プロジェクトの詳細については、2022年2月のリリースと基盤技術のページをご確認ください。
https://www.regenephro.co.jp/news/2022-02-07/
https://www.regenephro.co.jp/technology/

論文名:
“Selective induction of human renal interstitial progenitor-like cell lineages from iPSCs reveals development of mesangial and EPO-producing cells”

国立大学法人京都大学 iPS細胞研究所プレスリリース:
https://www.cira.kyoto-u.ac.jp/j/pressrelease/news/240118-010000.html

[注1]腎間質前駆細胞
腎臓の糸球体の足細胞や尿細管、集合管などの上皮以外の間質に分化することができる前駆細胞のこと。
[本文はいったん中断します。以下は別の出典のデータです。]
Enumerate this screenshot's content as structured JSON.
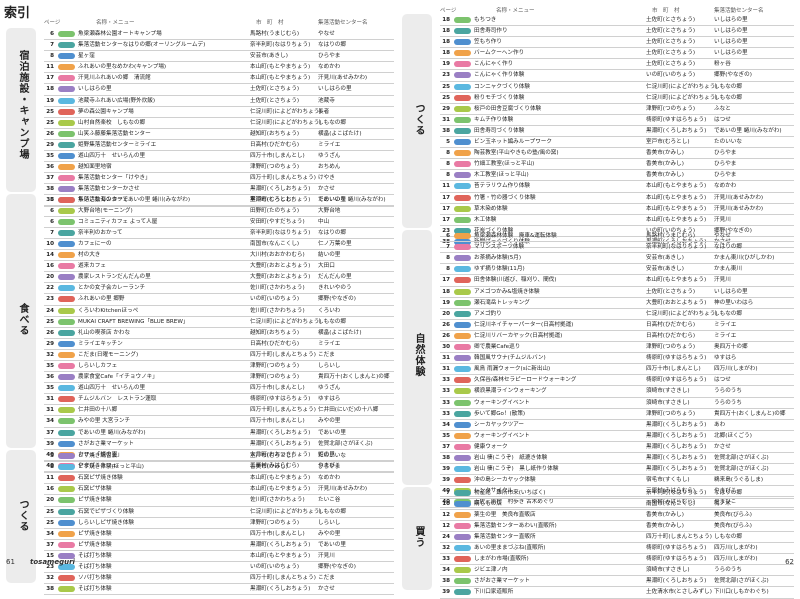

生体内で赤血球を作るために必須のホルモンであるエリスロポエチンや、血圧を調整するレニンなどのホルモンを作る細胞も腎間質前駆細胞から分化する。

[注2]メサンギウム構造
糸球体の中で毛細血管をつなぎ止める組織。糸球体機能と腎疾患の病態に重要な役割を果たす。

[注3]糸球体
腎臓内の、血液をろ過して尿を生成する組織。毛細血管が糸のように丸まっているため糸球体と呼ばれる。

[注4]エリスロポエチン産生細胞
赤血球を作るために必須のホルモンであるエリスロポエチンを産生する細胞。腎臓は、血液をろ過し、尿を作ることに加えて、エリスロポエチンや血圧を調整するホルモンのレニンの産生と分泌も行う。